G.H. : La logique de l’homicide-suicide, c’est que l’homicide précède le suicide. Les gens pensent qu’il est en cavale car ils ne connaissaient qu’un tout petit bout de l’histoire et ils inventent le reste à partir de là. C’est romanesque. Ce n’est pas impossible, mais je trouve les arguments qui penchent en faveur d’une cavale assez faibles. Il faut imaginer ce que c’est que de se balader avec cinq crimes sur le dos, il n’a pas volé un Carambar à l’épicerie du coin ! Je dirais qu’il y a environ 5% de chances qu’il soit encore en vie.
Pourquoi a-t-il mis autant de jours avant de se suicider après ses meurtres ?
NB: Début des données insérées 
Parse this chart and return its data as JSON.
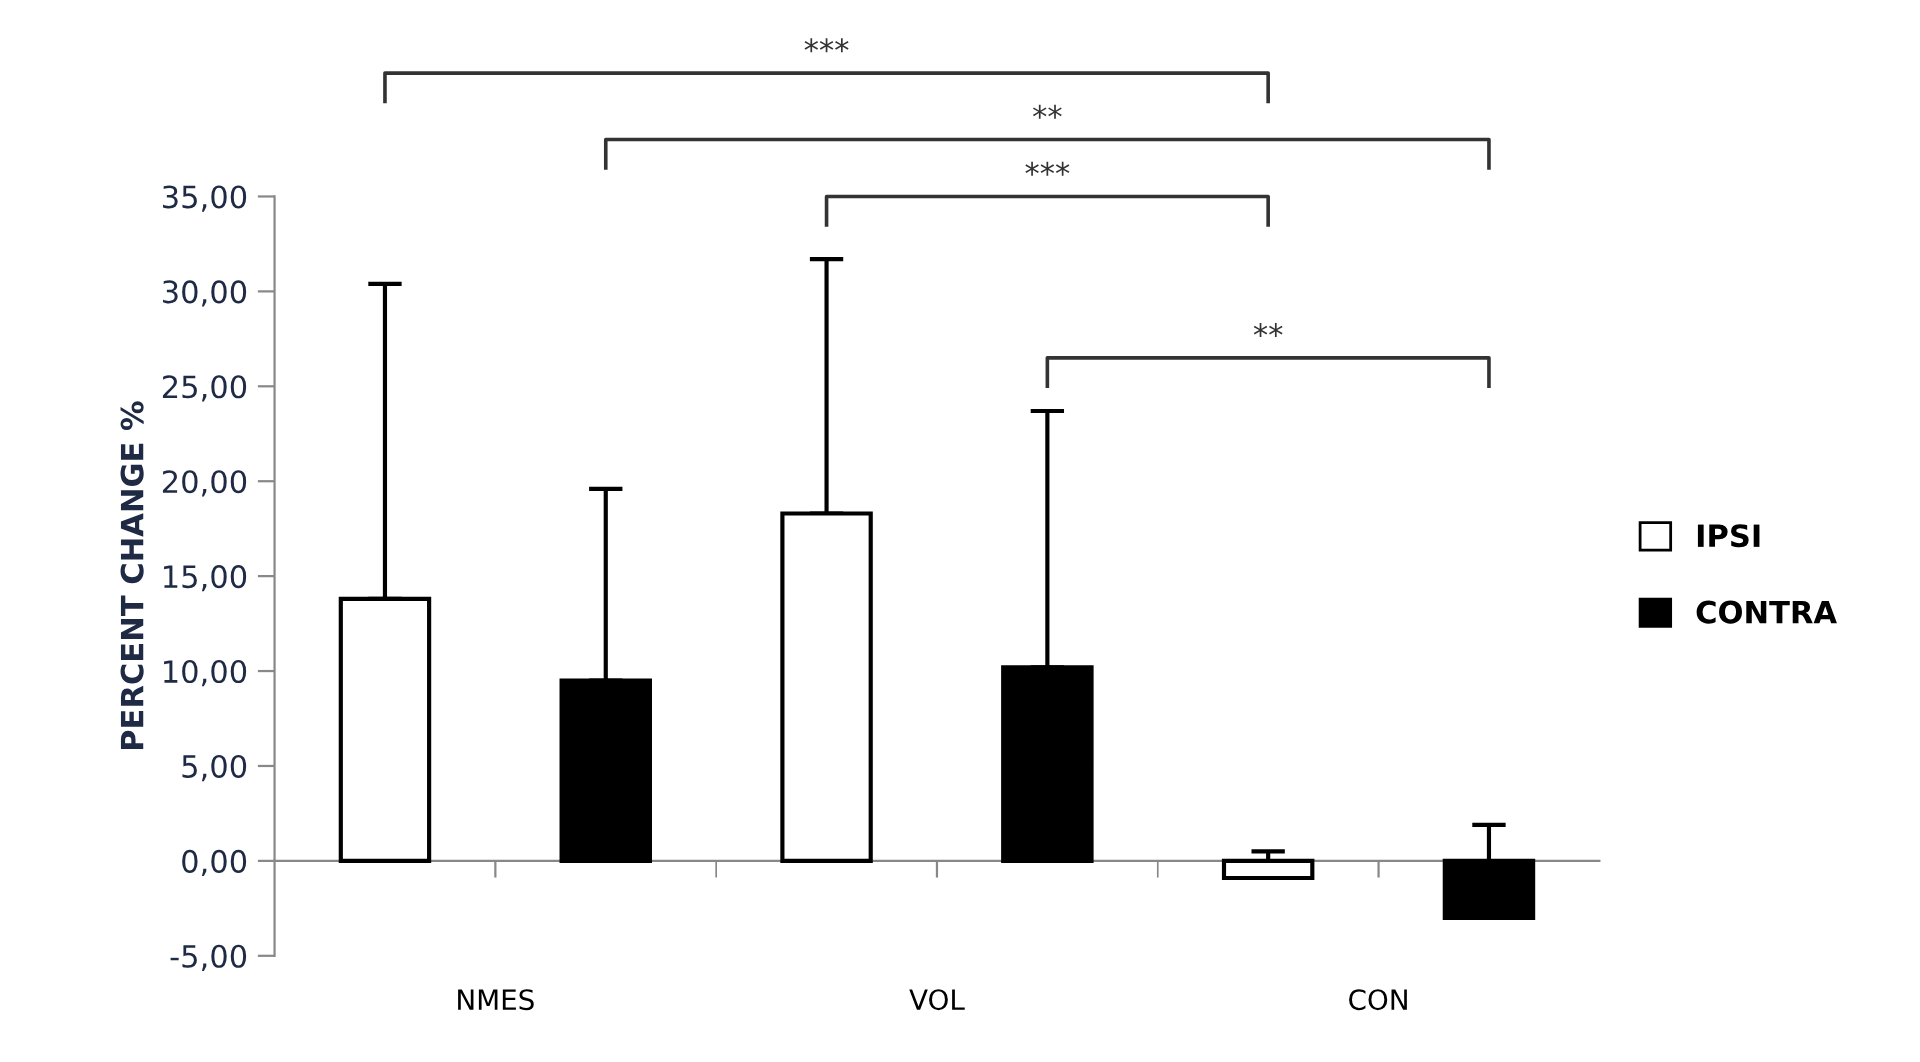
{
  "chart_data": {
    "type": "bar",
    "ylabel": "PERCENT CHANGE %",
    "categories": [
      "NMES",
      "VOL",
      "CON"
    ],
    "series": [
      {
        "name": "IPSI",
        "color": "#ffffff",
        "values": [
          13.8,
          18.3,
          -0.9
        ],
        "errors": [
          [
            13.8,
            30.4
          ],
          [
            18.3,
            31.7
          ],
          [
            -0.9,
            0.5
          ]
        ]
      },
      {
        "name": "CONTRA",
        "color": "#000000",
        "values": [
          9.5,
          10.2,
          -3.0
        ],
        "errors": [
          [
            9.5,
            19.6
          ],
          [
            10.2,
            23.7
          ],
          [
            -3.0,
            1.9
          ]
        ]
      }
    ],
    "ylim": [
      -5,
      35
    ],
    "yticks": [
      {
        "value": -5,
        "label": "-5,00"
      },
      {
        "value": 0,
        "label": "0,00"
      },
      {
        "value": 5,
        "label": "5,00"
      },
      {
        "value": 10,
        "label": "10,00"
      },
      {
        "value": 15,
        "label": "15,00"
      },
      {
        "value": 20,
        "label": "20,00"
      },
      {
        "value": 25,
        "label": "25,00"
      },
      {
        "value": 30,
        "label": "30,00"
      },
      {
        "value": 35,
        "label": "35,00"
      }
    ],
    "legend": "right",
    "annotations": [
      "***",
      "**",
      "***",
      "**"
    ]
  }
}
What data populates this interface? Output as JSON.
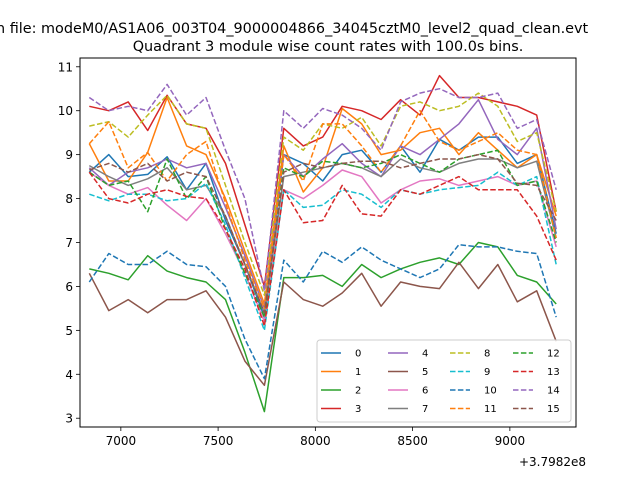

G.H. : Xavier Dupont de Ligonnès savait exactement où il allait. Il est persuadé d’avoir commis le crime parfait. Il s’en est d’ailleurs fallu de peu, puisque les corps n’ont été retrouvés qu’à la cinquième visite, à cause de la gamelle des chiens qui dépassait ! Pour moi, son périple dans le Sud est un voyage affectif, il passe par des endroits où il a vécu. Il disparaît à l’intérieur des terres, au milieu de nulle part, pour se foutre en l’air dans une cavité. La chose la plus étonnante, c’est qu’il part de l’hôtel vers 16 heures, alors que les check-outs se font généralement vers midi. Il devait avoir une raison. Il avait mis en place une sorte de rite funéraire quand il a enseveli les siens, en les enterrant avec une vierge, des chapelets, des croix, des statuettes, des médailles. Il a vraisemblablement fait la même chose pour lui. S’il ne se suicide pas sur place, c’est parce qu’il ne veut pas signer ses crimes : s’il le fait, il devient un monstre et sa famille est stigmatisée jusqu’à la fin de la lignée. D’autant plus que le suicide ne colle pas avec la religion. En inventant cette histoire d’agent secret, prélevée dans les bouquins qu’il lisait, il renverse son profil et part en héros. Ou du moins, c’est ce qu’il croit.
Pensez-vous que l’affaire puisse être résolue un jour ?
G.H. : Il faut se souvenir qu’à chaque fois que Xavier Dupont de Ligonnès a voulu mettre en place un projet, ça a foiré : ses histoires d’entreprises n’ont rien donné, les corps des membres de sa famille ont été retrouvés… Il y a toujours un grain de sable. Je pense qu’il est allé se suicider dans un endroit qui représente un fort symbole affectif pour lui, dans une cavité perdue au milieu des terres. Peut-être qu’un jour, un élément va nous orienter vers une nouvelle piste.